Wednesday, August 7, 2019

Mastery Year 3: Part 5: Post 2: Invisibility

It is entirely too hot.

Or, at Charlie would point out, I'm entirely too hot. "It," meaning the weather, is just fine, doing what it does in August.

My annual case of "lasts" has begun, my obsessive awareness of the approaching end of the school year. The beginning of the last semester, the end of the last summer, the last time I might see or do or experience this, that, or the other. There have been years when it was fairly mild, since I knew I'd be back the next year, it's just that I knew people who wouldn't be. The year I completed my novitiate it was very intense, as I knew I'd be entering Absence, three whole years away.

This year it's again different. I'm not going anywhere--I probably won't be living on campus next year, but I intend to remain fully involved as an ally. I won't really ever have to leave. And yet I won't be a student anymore.

I don't know why this bothers me so much. I've been gradually ceasing to be a student for a long time, now. I know novices mostly because I've had them as students, not as classmates. Most of my friends around here are masters or candidates. It's not like I want to be a student here forever, I'd get bored. And yet.

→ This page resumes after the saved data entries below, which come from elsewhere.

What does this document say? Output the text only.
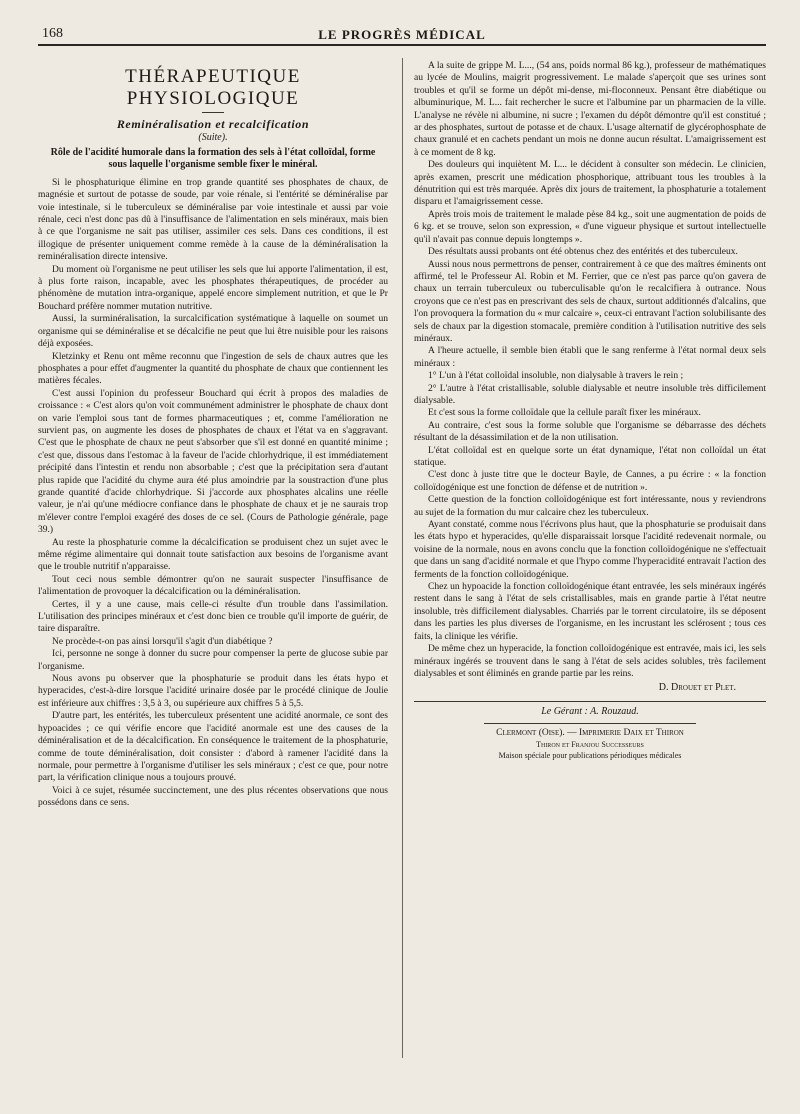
168	LE PROGRÈS MÉDICAL
THÉRAPEUTIQUE PHYSIOLOGIQUE
Reminéralisation et recalcification
(Suite).
Rôle de l'acidité humorale dans la formation des sels à l'état colloïdal, forme sous laquelle l'organisme semble fixer le minéral.

Si le phosphaturique élimine en trop grande quantité ses phosphates de chaux, de magnésie et surtout de potasse de soude, par voie rénale, si l'entérité se déminéralise par voie intestinale, si le tuberculeux se déminéralise par voie intestinale et aussi par voie rénale, ceci n'est donc pas dû à l'insuffisance de l'alimentation en sels minéraux, mais bien à ce que l'organisme ne sait pas utiliser, assimiler ces sels. Dans ces conditions, il est illogique de présenter uniquement comme remède à la cause de la déminéralisation la reminéralisation directe intensive.

Du moment où l'organisme ne peut utiliser les sels que lui apporte l'alimentation, il est, à plus forte raison, incapable, avec les phosphates thérapeutiques, de procéder au phénomène de mutation intra-organique, appelé encore simplement nutrition, et que le Pr Bouchard préfère nommer mutation nutritive.

Aussi, la surminéralisation, la surcalcification systématique à laquelle on soumet un organisme qui se déminéralise et se décalcifie ne peut que lui être nuisible pour les raisons déjà exposées.

Kletzinky et Renu ont même reconnu que l'ingestion de sels de chaux autres que les phosphates a pour effet d'augmenter la quantité du phosphate de chaux que contiennent les matières fécales.

C'est aussi l'opinion du professeur Bouchard qui écrit à propos des maladies de croissance : « C'est alors qu'on voit communément administrer le phosphate de chaux dont on varie l'emploi sous tant de formes pharmaceutiques ; et, comme l'amélioration ne survient pas, on augmente les doses de phosphates de chaux et l'état va en s'aggravant. C'est que le phosphate de chaux ne peut s'absorber que s'il est donné en quantité minime ; c'est que, dissous dans l'estomac à la faveur de l'acide chlorhydrique, il est immédiatement précipité dans l'intestin et rendu non absorbable ; c'est que la précipitation sera d'autant plus rapide que l'acidité du chyme aura été plus amoindrie par la soustraction d'une plus grande quantité d'acide chlorhydrique. Si j'accorde aux phosphates alcalins une réelle valeur, je n'ai qu'une médiocre confiance dans le phosphate de chaux et je ne saurais trop m'élever contre l'emploi exagéré des doses de ce sel. (Cours de Pathologie générale, page 39.)

Au reste la phosphaturie comme la décalcification se produisent chez un sujet avec le même régime alimentaire qui donnait toute satisfaction aux besoins de l'organisme avant que le trouble nutritif n'apparaisse.

Tout ceci nous semble démontrer qu'on ne saurait suspecter l'insuffisance de l'alimentation de provoquer la décalcification ou la déminéralisation.

Certes, il y a une cause, mais celle-ci résulte d'un trouble dans l'assimilation. L'utilisation des principes minéraux et c'est donc bien ce trouble qu'il importe de guérir, de taire disparaître.

Ne procède-t-on pas ainsi lorsqu'il s'agit d'un diabétique ?

Ici, personne ne songe à donner du sucre pour compenser la perte de glucose subie par l'organisme.

Nous avons pu observer que la phosphaturie se produit dans les états hypo et hyperacides, c'est-à-dire lorsque l'acidité urinaire dosée par le procédé clinique de Joulie est inférieure aux chiffres : 3,5 à 3, ou supérieure aux chiffres 5 à 5,5.

D'autre part, les entérités, les tuberculeux présentent une acidité anormale, ce sont des hypoacides ; ce qui vérifie encore que l'acidité anormale est une des causes de la déminéralisation et de la décalcification. En conséquence le traitement de la phosphaturie, comme de toute déminéralisation, doit consister : d'abord à ramener l'acidité dans la normale, pour permettre à l'organisme d'utiliser les sels minéraux ; c'est ce que, pour notre part, la vérification clinique nous a toujours prouvé.

Voici à ce sujet, résumée succinctement, une des plus récentes observations que nous possédons dans ce sens.

A la suite de grippe M. L..., (54 ans, poids normal 86 kg.), professeur de mathématiques au lycée de Moulins, maigrit progressivement. Le malade s'aperçoit que ses urines sont troubles et qu'il se forme un dépôt mi-dense, mi-floconneux. Pensant être diabétique ou albuminurique, M. L... fait rechercher le sucre et l'albumine par un pharmacien de la ville. L'analyse ne révèle ni albumine, ni sucre ; l'examen du dépôt démontre qu'il est constitué ; ar des phosphates, surtout de potasse et de chaux. L'usage alternatif de glycérophosphate de chaux granulé et en cachets pendant un mois ne donne aucun résultat. L'amaigrissement est à ce moment de 8 kg.

Des douleurs qui inquiètent M. L... le décident à consulter son médecin. Le clinicien, après examen, prescrit une médication phosphorique, attribuant tous les troubles à la dénutrition qui est très marquée. Après dix jours de traitement, la phosphaturie a totalement disparu et l'amaigrissement cesse.

Après trois mois de traitement le malade pèse 84 kg., soit une augmentation de poids de 6 kg. et se trouve, selon son expression, « d'une vigueur physique et surtout intellectuelle qu'il n'avait pas connue depuis longtemps ».

Des résultats aussi probants ont été obtenus chez des entérités et des tuberculeux.

Aussi nous nous permettrons de penser, contrairement à ce que des maîtres éminents ont affirmé, tel le Professeur Al. Robin et M. Ferrier, que ce n'est pas parce qu'on gavera de chaux un terrain tuberculeux ou tuberculisable qu'on le recalcifiera à outrance. Nous croyons que ce n'est pas en prescrivant des sels de chaux, surtout additionnés d'alcalins, que l'on provoquera la formation du « mur calcaire », ceux-ci entravant l'action solubilisante des sels de chaux par la digestion stomacale, première condition à l'utilisation nutritive des sels minéraux.

A l'heure actuelle, il semble bien établi que le sang renferme à l'état normal deux sels minéraux :

1° L'un à l'état colloïdal insoluble, non dialysable à travers le rein ;

2° L'autre à l'état cristallisable, soluble dialysable et neutre insoluble très difficilement dialysable.

Et c'est sous la forme colloïdale que la cellule paraît fixer les minéraux.

Au contraire, c'est sous la forme soluble que l'organisme se débarrasse des déchets résultant de la désassimilation et de la non utilisation.

L'état colloïdal est en quelque sorte un état dynamique, l'état non colloïdal un état statique.

C'est donc à juste titre que le docteur Bayle, de Cannes, a pu écrire : « la fonction colloïdogénique est une fonction de défense et de nutrition ».

Cette question de la fonction colloïdogénique est fort intéressante, nous y reviendrons au sujet de la formation du mur calcaire chez les tuberculeux.

Ayant constaté, comme nous l'écrivons plus haut, que la phosphaturie se produisait dans les états hypo et hyperacides, qu'elle disparaissait lorsque l'acidité redevenait normale, ou voisine de la normale, nous en avons conclu que la fonction colloïdogénique ne s'effectuait que dans un sang d'acidité normale et que l'hypo comme l'hyperacidité entravait l'action des ferments de la fonction colloïdogénique.

Chez un hypoacide la fonction colloïdogénique étant entravée, les sels minéraux ingérés restent dans le sang à l'état de sels cristallisables, mais en grande partie à l'état neutre insoluble, très difficilement dialysables. Charriés par le torrent circulatoire, ils se déposent dans les parties les plus diverses de l'organisme, en les incrustant les sclérosent ; tous ces faits, la clinique les vérifie.

De même chez un hyperacide, la fonction colloïdogénique est entravée, mais ici, les sels minéraux ingérés se trouvent dans le sang à l'état de sels acides solubles, très facilement dialysables et sont éliminés en grande partie par les reins.

D. Drouet et Plet.
Le Gérant : A. Rouzaud.
Clermont (Oise). — Imprimerie Daix et Thiron
Thiron et Franjou Successeurs
Maison spéciale pour publications périodiques médicales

I watched Hawk flying her hawk the other day. I almost wrote "flying with her hawk," but that's what it looked like. Woman and bird seemed equally un-self-conscious, equally focused, and perfectly coordinated, as though they were a single organism and each could go where the other was. It wasn't then quite so hot as it is today, and the sky was a hard, pale blue with streaky clouds across it. Hawk stood at the Edge of the World and launched the bird, not at a specific prey animal--the normal thing in falconry, I understand, as falconers don't want their birds flying free without anything particular to do, lest they fly off--but there were birds in the canopy of the Enchanted Forest, and mice and rabbits and ground hogs in the pasture, especially near the cover of the apple orchard. The bird circled for a bit then dove at something I couldn't see, broke off the attack, and lit in a tree.

Hawk watched the hawk in the tree for a minute or two, then jogged towards the apple orchard and along its edge, through the tall grass where the goats and sheep haven't been yet this year.

Suddenly, a rabbit flushed out of the grass and ran out across the cropped pasture at the base of the Edge and the hawk dove but missed the rabbit by a hair (no pun intended) and the animal dove into a clump of goldenrod and hid. The hawk circled around and returned to the tree, but by that time crows had noticed the situation and began mobbing, calling more and more crows in. The hawk hunched its shoulders, seeming vaguely bothered. Hawk called out, offering a piece of meat, and the hawk flew to her glove. Woman and bird together left the scene, heading for the farm fields and the shed where Charlie butchers deer in the fall.

Neither of them had seen me watching the whole time. I was invisible.